On April 17, during mental health awareness week at Nobles, mental health advocate, spoken word artist, author and TEDx speaker Hakeem Rahim Ed.M., M.A. spent a day with the community discussing personal experiences, tools and strategies to promote mental wellness. He spoke in both upper and middle school assembly, held smaller talks with groups of students in Towles Auditorium and over lunch in the Castle, and met with Nobles employees.

In 2012, Rahim began openly sharing his journey with mental illness, and has shared his message with nearly 100,000 students from middle school through college. In 2016, he launched the I AM Acceptance College Tour Campaign, a college campus tour designed to destigmatize mental illness and empower college students to take full control of their mental health. He is also the founder and CEO of Live Breathe, LLC.

Rahim queried students about perceptions and misperceptions surrounding mental health, as well as barriers to talking about it. Students named relative struggle (“someone else is struggling more than me, so I don’t have the right to say anything”); the fear of being judged, and not feeling their struggles are valid.

Rahim commended Nobles for prioritizing the conversation about mental health. Highlighting that “1 out of 5 teenagers experience some form of mental illness,” he emphasized three takeaway points:
• It’s okay to talk about what you’re going through.
• There is no shame in seeking help.
• There is hope.

Although Rahim experienced some of what he now recognizes as anxiety and depression as a child, bullied in school from grades 3-8, it wasn’t until college that his mental illness truly took hold. In the fall of 1998, he arrived at Harvard as a confident, promising freshman. He was an avid writer, popular, and joined the cheerleading squad. But this ebullient young man soon became increasingly anxious, panicky in social situations, and he began to eschew sleep for fear of losing his creativity. Even his dramatically deteriorating handwriting belied his inner turmoil.

Rahim had two manic episodes in college. During the second, he insisted to friends that he could interpret the language of the car engine, “saw” Jesus on the corner and scribbled his own prophecies. His roommate, alarmed, called Rahim’s parents, who immediately drove down from his cousin’s graduation in Washington, D.C. to bring him home to Long Island. They checked him into a psychiatric hospital for two weeks. For the first time, a psychiatrist explained to Rahim that his manic episodes, delusions, and other symptoms were indicators of bipolar disorder and depression. He left the hospital in the spring of 2000, and overcame subsequent bouts of depression with the support of his family and friends, eventually graduating with honors.

“If I thought life was over at 19, I wouldn’t have had the opportunity in 2014 to testify before Congress to advocate for other people with mental illness, or to go before the Senate in 2016 on behalf of people with mental health challenges,” Rahim said.

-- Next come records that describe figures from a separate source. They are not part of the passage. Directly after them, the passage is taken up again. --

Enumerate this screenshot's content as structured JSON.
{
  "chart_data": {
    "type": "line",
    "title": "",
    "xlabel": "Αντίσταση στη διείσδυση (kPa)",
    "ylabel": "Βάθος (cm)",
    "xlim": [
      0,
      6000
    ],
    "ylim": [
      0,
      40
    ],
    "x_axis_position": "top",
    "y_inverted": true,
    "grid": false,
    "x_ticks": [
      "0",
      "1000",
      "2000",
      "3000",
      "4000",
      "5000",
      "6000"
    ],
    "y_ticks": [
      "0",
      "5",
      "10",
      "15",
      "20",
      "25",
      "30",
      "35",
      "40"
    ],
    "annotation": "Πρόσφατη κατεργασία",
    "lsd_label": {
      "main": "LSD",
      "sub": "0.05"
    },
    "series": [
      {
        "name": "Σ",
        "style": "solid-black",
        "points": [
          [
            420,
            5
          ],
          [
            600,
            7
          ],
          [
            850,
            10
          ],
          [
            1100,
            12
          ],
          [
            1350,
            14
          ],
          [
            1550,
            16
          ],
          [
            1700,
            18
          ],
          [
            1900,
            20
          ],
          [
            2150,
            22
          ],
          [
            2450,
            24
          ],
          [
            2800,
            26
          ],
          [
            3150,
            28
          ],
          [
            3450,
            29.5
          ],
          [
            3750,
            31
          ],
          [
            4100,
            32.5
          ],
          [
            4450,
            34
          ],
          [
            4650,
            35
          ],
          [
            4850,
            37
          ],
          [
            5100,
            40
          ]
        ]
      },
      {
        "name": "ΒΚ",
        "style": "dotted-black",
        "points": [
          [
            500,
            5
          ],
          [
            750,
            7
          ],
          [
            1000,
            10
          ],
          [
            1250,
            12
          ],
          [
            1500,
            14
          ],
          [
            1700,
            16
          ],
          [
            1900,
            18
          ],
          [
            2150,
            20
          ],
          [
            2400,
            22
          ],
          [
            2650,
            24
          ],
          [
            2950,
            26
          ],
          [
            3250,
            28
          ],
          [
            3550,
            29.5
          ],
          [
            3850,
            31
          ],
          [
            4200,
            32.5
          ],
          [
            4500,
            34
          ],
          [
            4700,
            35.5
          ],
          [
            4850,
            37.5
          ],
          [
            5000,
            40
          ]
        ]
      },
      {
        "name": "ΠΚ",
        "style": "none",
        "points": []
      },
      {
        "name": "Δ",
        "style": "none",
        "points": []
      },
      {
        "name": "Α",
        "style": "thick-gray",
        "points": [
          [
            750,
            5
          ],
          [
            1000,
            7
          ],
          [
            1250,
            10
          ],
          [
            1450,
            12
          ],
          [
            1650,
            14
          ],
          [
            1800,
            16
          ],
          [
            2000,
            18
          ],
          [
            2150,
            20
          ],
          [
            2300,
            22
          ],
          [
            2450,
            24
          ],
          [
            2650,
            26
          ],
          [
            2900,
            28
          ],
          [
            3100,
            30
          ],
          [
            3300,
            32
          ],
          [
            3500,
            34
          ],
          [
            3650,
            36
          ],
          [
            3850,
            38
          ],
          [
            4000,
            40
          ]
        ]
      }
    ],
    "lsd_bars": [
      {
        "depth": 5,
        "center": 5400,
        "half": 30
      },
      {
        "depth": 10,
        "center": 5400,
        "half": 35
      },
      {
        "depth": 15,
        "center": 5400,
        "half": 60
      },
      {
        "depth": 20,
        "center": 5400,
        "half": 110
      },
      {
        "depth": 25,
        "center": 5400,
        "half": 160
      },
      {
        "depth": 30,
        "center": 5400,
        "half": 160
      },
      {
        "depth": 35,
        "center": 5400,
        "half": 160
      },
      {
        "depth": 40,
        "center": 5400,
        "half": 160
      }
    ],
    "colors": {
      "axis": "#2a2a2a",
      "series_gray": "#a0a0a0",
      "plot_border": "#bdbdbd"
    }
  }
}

Rahim called out the barriers people named to getting help: internal isolation, social stigma, time, access or resources, and the challenge of acknowledging one needs treatment. But, he also offered a hopeful statistic: 80% of people who seek help for depression actually recover.

“Sometimes the best thing you can do for a friend is be available, listen, and do the little things for them that it’s hard to do when you’re depressed. It truly makes a difference,” Rahim said. He said in college it was also reassuring to know that a faculty member’s door was always open.

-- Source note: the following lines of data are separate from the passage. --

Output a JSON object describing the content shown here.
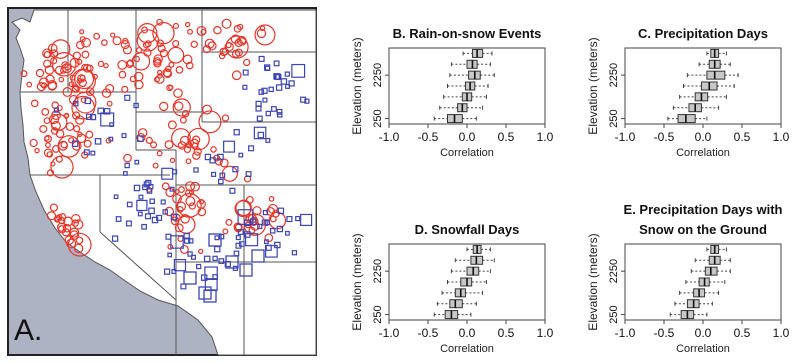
{
  "panel_a": {
    "label": "A.",
    "colors": {
      "ocean": "#aeb3c4",
      "land": "#ffffff",
      "border": "#555555",
      "red_marker": "#e8362a",
      "blue_marker": "#3c45b4"
    },
    "icon": "scatter-map"
  },
  "colors": {
    "box_fill": "#c8c8c8",
    "box_stroke": "#333333",
    "whisker": "#444444"
  },
  "chart_data": [
    {
      "type": "box",
      "panel": "B",
      "title": "B. Rain-on-snow Events",
      "xlabel": "Correlation",
      "ylabel": "Elevation (meters)",
      "xlim": [
        -1.0,
        1.0
      ],
      "xticks": [
        "-1.0",
        "-0.5",
        "0.0",
        "0.5",
        "1.0"
      ],
      "yticks": [
        "250",
        "2250"
      ],
      "boxes": [
        {
          "elev": 3250,
          "min": -0.05,
          "q1": 0.07,
          "med": 0.13,
          "q3": 0.2,
          "max": 0.32
        },
        {
          "elev": 2750,
          "min": -0.2,
          "q1": 0.0,
          "med": 0.07,
          "q3": 0.13,
          "max": 0.3
        },
        {
          "elev": 2250,
          "min": -0.22,
          "q1": 0.02,
          "med": 0.1,
          "q3": 0.17,
          "max": 0.35
        },
        {
          "elev": 1750,
          "min": -0.25,
          "q1": -0.02,
          "med": 0.04,
          "q3": 0.1,
          "max": 0.27
        },
        {
          "elev": 1250,
          "min": -0.3,
          "q1": -0.06,
          "med": 0.0,
          "q3": 0.06,
          "max": 0.25
        },
        {
          "elev": 750,
          "min": -0.35,
          "q1": -0.12,
          "med": -0.06,
          "q3": 0.0,
          "max": 0.2
        },
        {
          "elev": 250,
          "min": -0.42,
          "q1": -0.25,
          "med": -0.16,
          "q3": -0.06,
          "max": 0.12
        }
      ]
    },
    {
      "type": "box",
      "panel": "C",
      "title": "C. Precipitation Days",
      "xlabel": "Correlation",
      "ylabel": "Elevation (meters)",
      "xlim": [
        -1.0,
        1.0
      ],
      "xticks": [
        "-1.0",
        "-0.5",
        "0.0",
        "0.5",
        "1.0"
      ],
      "yticks": [
        "250",
        "2250"
      ],
      "boxes": [
        {
          "elev": 3250,
          "min": 0.05,
          "q1": 0.1,
          "med": 0.15,
          "q3": 0.2,
          "max": 0.3
        },
        {
          "elev": 2750,
          "min": -0.05,
          "q1": 0.08,
          "med": 0.15,
          "q3": 0.22,
          "max": 0.35
        },
        {
          "elev": 2250,
          "min": -0.2,
          "q1": 0.05,
          "med": 0.15,
          "q3": 0.28,
          "max": 0.45
        },
        {
          "elev": 1750,
          "min": -0.25,
          "q1": -0.02,
          "med": 0.08,
          "q3": 0.18,
          "max": 0.4
        },
        {
          "elev": 1250,
          "min": -0.3,
          "q1": -0.1,
          "med": -0.02,
          "q3": 0.06,
          "max": 0.3
        },
        {
          "elev": 750,
          "min": -0.38,
          "q1": -0.18,
          "med": -0.1,
          "q3": -0.02,
          "max": 0.2
        },
        {
          "elev": 250,
          "min": -0.45,
          "q1": -0.32,
          "med": -0.22,
          "q3": -0.1,
          "max": 0.05
        }
      ]
    },
    {
      "type": "box",
      "panel": "D",
      "title": "D. Snowfall Days",
      "xlabel": "Correlation",
      "ylabel": "Elevation (meters)",
      "xlim": [
        -1.0,
        1.0
      ],
      "xticks": [
        "-1.0",
        "-0.5",
        "0.0",
        "0.5",
        "1.0"
      ],
      "yticks": [
        "250",
        "2250"
      ],
      "boxes": [
        {
          "elev": 3250,
          "min": 0.0,
          "q1": 0.08,
          "med": 0.13,
          "q3": 0.18,
          "max": 0.3
        },
        {
          "elev": 2750,
          "min": -0.15,
          "q1": 0.05,
          "med": 0.12,
          "q3": 0.2,
          "max": 0.35
        },
        {
          "elev": 2250,
          "min": -0.2,
          "q1": 0.0,
          "med": 0.08,
          "q3": 0.15,
          "max": 0.3
        },
        {
          "elev": 1750,
          "min": -0.25,
          "q1": -0.08,
          "med": 0.0,
          "q3": 0.06,
          "max": 0.25
        },
        {
          "elev": 1250,
          "min": -0.32,
          "q1": -0.15,
          "med": -0.08,
          "q3": -0.02,
          "max": 0.2
        },
        {
          "elev": 750,
          "min": -0.38,
          "q1": -0.22,
          "med": -0.15,
          "q3": -0.06,
          "max": 0.12
        },
        {
          "elev": 250,
          "min": -0.42,
          "q1": -0.28,
          "med": -0.2,
          "q3": -0.12,
          "max": 0.05
        }
      ]
    },
    {
      "type": "box",
      "panel": "E",
      "title": [
        "E. Precipitation Days with",
        "Snow on the Ground"
      ],
      "xlabel": "Correlation",
      "ylabel": "Elevation (meters)",
      "xlim": [
        -1.0,
        1.0
      ],
      "xticks": [
        "-1.0",
        "-0.5",
        "0.0",
        "0.5",
        "1.0"
      ],
      "yticks": [
        "250",
        "2250"
      ],
      "boxes": [
        {
          "elev": 3250,
          "min": 0.05,
          "q1": 0.1,
          "med": 0.15,
          "q3": 0.2,
          "max": 0.3
        },
        {
          "elev": 2750,
          "min": -0.1,
          "q1": 0.08,
          "med": 0.15,
          "q3": 0.22,
          "max": 0.35
        },
        {
          "elev": 2250,
          "min": -0.15,
          "q1": 0.03,
          "med": 0.1,
          "q3": 0.18,
          "max": 0.35
        },
        {
          "elev": 1750,
          "min": -0.22,
          "q1": -0.05,
          "med": 0.02,
          "q3": 0.08,
          "max": 0.28
        },
        {
          "elev": 1250,
          "min": -0.3,
          "q1": -0.12,
          "med": -0.05,
          "q3": 0.02,
          "max": 0.2
        },
        {
          "elev": 750,
          "min": -0.36,
          "q1": -0.2,
          "med": -0.12,
          "q3": -0.05,
          "max": 0.12
        },
        {
          "elev": 250,
          "min": -0.42,
          "q1": -0.28,
          "med": -0.2,
          "q3": -0.12,
          "max": 0.05
        }
      ]
    }
  ]
}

In addition to social support, the help of trained professionals is invaluable. “Therapy is not a conversation with a friend. You are sharing; that person is not sharing back. It’s important to find the right person to talk about your feelings with. Some just might not work out, but don’t let that be the reason you give up,” Rahim advised.

With faculty, Rahim led mindfulness activities and an exploration of the feelings about labels assigned in one’s youth. Organizer and Director of Psychology and Counseling Jennifer Hamilton shared, “It was a very open discussion with lots of time for journaling, small group and large group discussion.” Faculty learned how acceptance plays a role in mental wellness in the classroom, on campus and beyond, gaining new insights and wellness tools for both students and themselves.

Hamilton said, “Having Hakeem come to Nobles was another important step in lowering stigma around talking about mental health issues; although it can be uncomfortable at times to talk about mental health, the more we talk (and the more we send the message that it’s OK to sometimes not be OK), the more comfortable students become in seeking support for themselves or for a friend during difficult times.”

Rahim’s message to the whole community: “I want you to learn that it’s okay to talk about what you’re going through, there is no shame in seeking help, and there is absolutely hope. Keep going.”